API server error for some queries

Looks like for some chemical systems, I get MPRestError with the same code that works for most of other systems. The error seems a bit sporadic, but mostly reproducible. For example, the following code:

m = MPRester()
res= m.query(criteria={“elements”: {"$in": [‘Ge’, “Se”,‘O’] }, ‘nelements’:{"$eq":3}},

produces the following:

File “/home/abc/anaconda/lib/python2.7/site-packages/pymatgen/matproj/rest.py”, line 150, in _make_request
raise MPRestError(msg)
pymatgen.matproj.rest.MPRestError: REST query returned with error status code 500. Content:

500 Internal Server Error

Internal Server Error

The server encountered an internal error or misconfiguration and was unable to complete your request.

Please contact the server administrator, root@localhost and inform them of the time the error occurred, and anything you might have done that may have caused the error.

More information about this error may be available in the server error log.

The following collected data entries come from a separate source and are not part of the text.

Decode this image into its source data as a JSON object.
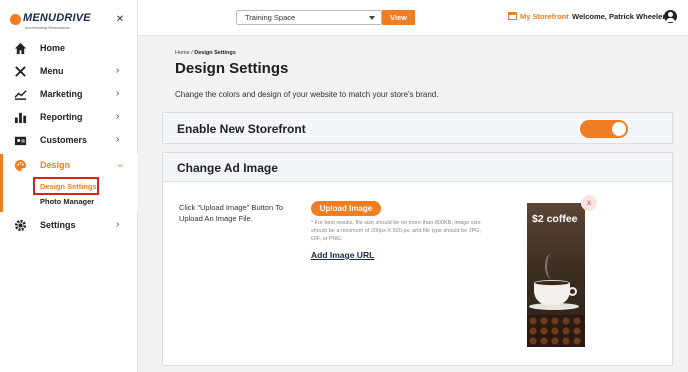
{
  "brand": {
    "name": "MENUDRIVE",
    "tagline": "Accelerating Restaurants",
    "accent": "#ef7d22"
  },
  "topbar": {
    "space_select": "Training Space",
    "view_label": "View",
    "storefront_label": "My Storefront",
    "welcome": "Welcome, Patrick Wheeler"
  },
  "sidebar": {
    "items": [
      {
        "label": "Home",
        "icon": "home-icon"
      },
      {
        "label": "Menu",
        "icon": "utensils-icon"
      },
      {
        "label": "Marketing",
        "icon": "trend-chart-icon"
      },
      {
        "label": "Reporting",
        "icon": "bar-chart-icon"
      },
      {
        "label": "Customers",
        "icon": "contact-card-icon"
      },
      {
        "label": "Design",
        "icon": "palette-icon"
      },
      {
        "label": "Settings",
        "icon": "gear-icon"
      }
    ],
    "design_sub": [
      "Design Settings",
      "Photo Manager"
    ]
  },
  "main": {
    "breadcrumb_home": "Home",
    "breadcrumb_sep": "/",
    "breadcrumb_current": "Design Settings",
    "title": "Design Settings",
    "description": "Change the colors and design of your website to match your store's brand.",
    "storefront_card_title": "Enable New Storefront",
    "storefront_enabled": true,
    "ad_card_title": "Change Ad Image",
    "instructions": "Click \"Upload Image\" Button To Upload An Image File.",
    "upload_label": "Upload Image",
    "note": "* For best results, file size should be no more than 800KB, image size should be a minimum of 200px X 500 px, and file type should be JPG, GIF, or PNG.",
    "add_url_label": "Add Image URL",
    "ad_text": "$2 coffee",
    "remove_label": "x"
  }
}
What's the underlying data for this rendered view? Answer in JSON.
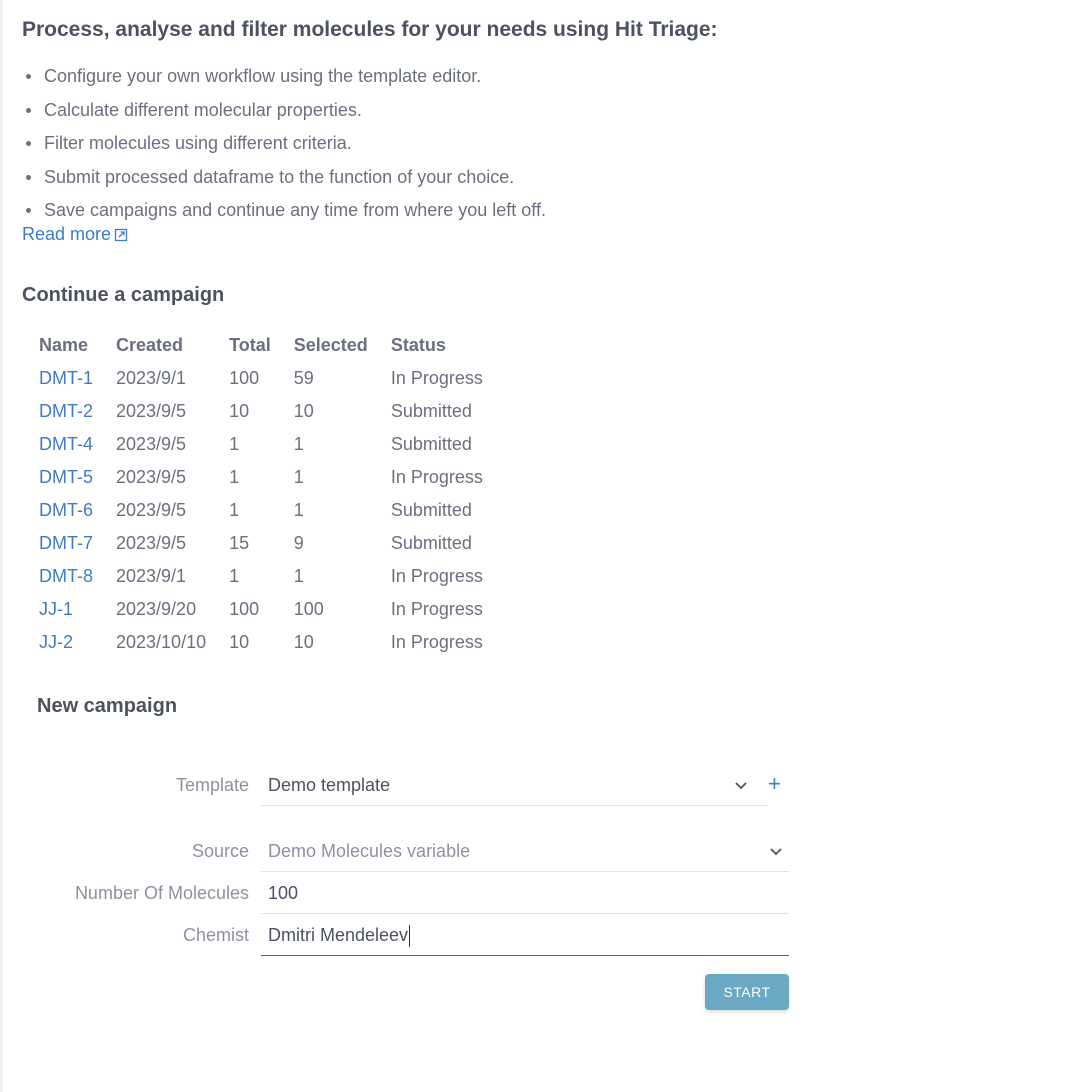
{
  "intro": {
    "headline": "Process, analyse and filter molecules for your needs using Hit Triage:",
    "features": [
      "Configure your own workflow using the template editor.",
      "Calculate different molecular properties.",
      "Filter molecules using different criteria.",
      "Submit processed dataframe to the function of your choice.",
      "Save campaigns and continue any time from where you left off."
    ],
    "read_more": "Read more",
    "read_more_icon": "external-link-icon"
  },
  "continue": {
    "title": "Continue a campaign",
    "columns": [
      "Name",
      "Created",
      "Total",
      "Selected",
      "Status"
    ],
    "rows": [
      {
        "name": "DMT-1",
        "created": "2023/9/1",
        "total": "100",
        "selected": "59",
        "status": "In Progress"
      },
      {
        "name": "DMT-2",
        "created": "2023/9/5",
        "total": "10",
        "selected": "10",
        "status": "Submitted"
      },
      {
        "name": "DMT-4",
        "created": "2023/9/5",
        "total": "1",
        "selected": "1",
        "status": "Submitted"
      },
      {
        "name": "DMT-5",
        "created": "2023/9/5",
        "total": "1",
        "selected": "1",
        "status": "In Progress"
      },
      {
        "name": "DMT-6",
        "created": "2023/9/5",
        "total": "1",
        "selected": "1",
        "status": "Submitted"
      },
      {
        "name": "DMT-7",
        "created": "2023/9/5",
        "total": "15",
        "selected": "9",
        "status": "Submitted"
      },
      {
        "name": "DMT-8",
        "created": "2023/9/1",
        "total": "1",
        "selected": "1",
        "status": "In Progress"
      },
      {
        "name": "JJ-1",
        "created": "2023/9/20",
        "total": "100",
        "selected": "100",
        "status": "In Progress"
      },
      {
        "name": "JJ-2",
        "created": "2023/10/10",
        "total": "10",
        "selected": "10",
        "status": "In Progress"
      }
    ]
  },
  "new_campaign": {
    "title": "New campaign",
    "template": {
      "label": "Template",
      "value": "Demo template",
      "add_symbol": "+"
    },
    "source": {
      "label": "Source",
      "value": "Demo Molecules variable"
    },
    "number_of_molecules": {
      "label": "Number Of Molecules",
      "value": "100"
    },
    "chemist": {
      "label": "Chemist",
      "value": "Dmitri Mendeleev"
    },
    "start_label": "START"
  },
  "colors": {
    "link": "#3f7bc9",
    "start_button": "#6aa8c4",
    "text": "#4d5261",
    "muted": "#8e92a0"
  }
}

Apache/2.2.15 (CentOS) Server at www.materialsproject.org Port 443

I’m not 100% sure why the query’s giving this error (we’re looking into it), but the query as structured is pretty heavy, so it’s likely timing out. Just to double-check, the $in operator is asking for every compound that contains any of Ge, Se, or O, rather than compounds that contain exclusively those three elements, which should be queried using the $all operator: e.g.

m = MPRester()
res= m.query(criteria={'elements': {"$all": ['Sr', 'Fe','O'] }, 'nelements':3}, 

Is this what you intended?

What is happening is that you are requesting so much data in one shot (full structure information for nearly 18,000 compounds – all three-element compounds containing any of Ge, Se, or O) that the server process handling your request runs out of the memory it’s been allocated, and you get a generic and unhelpful server error response. Sorry about that.

In an effort to be more helpful, we now estimate the response size before fully executing it and, if it’s too large, you’ll get a MPRestError: Too much data requested in one query. Please break down your query into sub-queries.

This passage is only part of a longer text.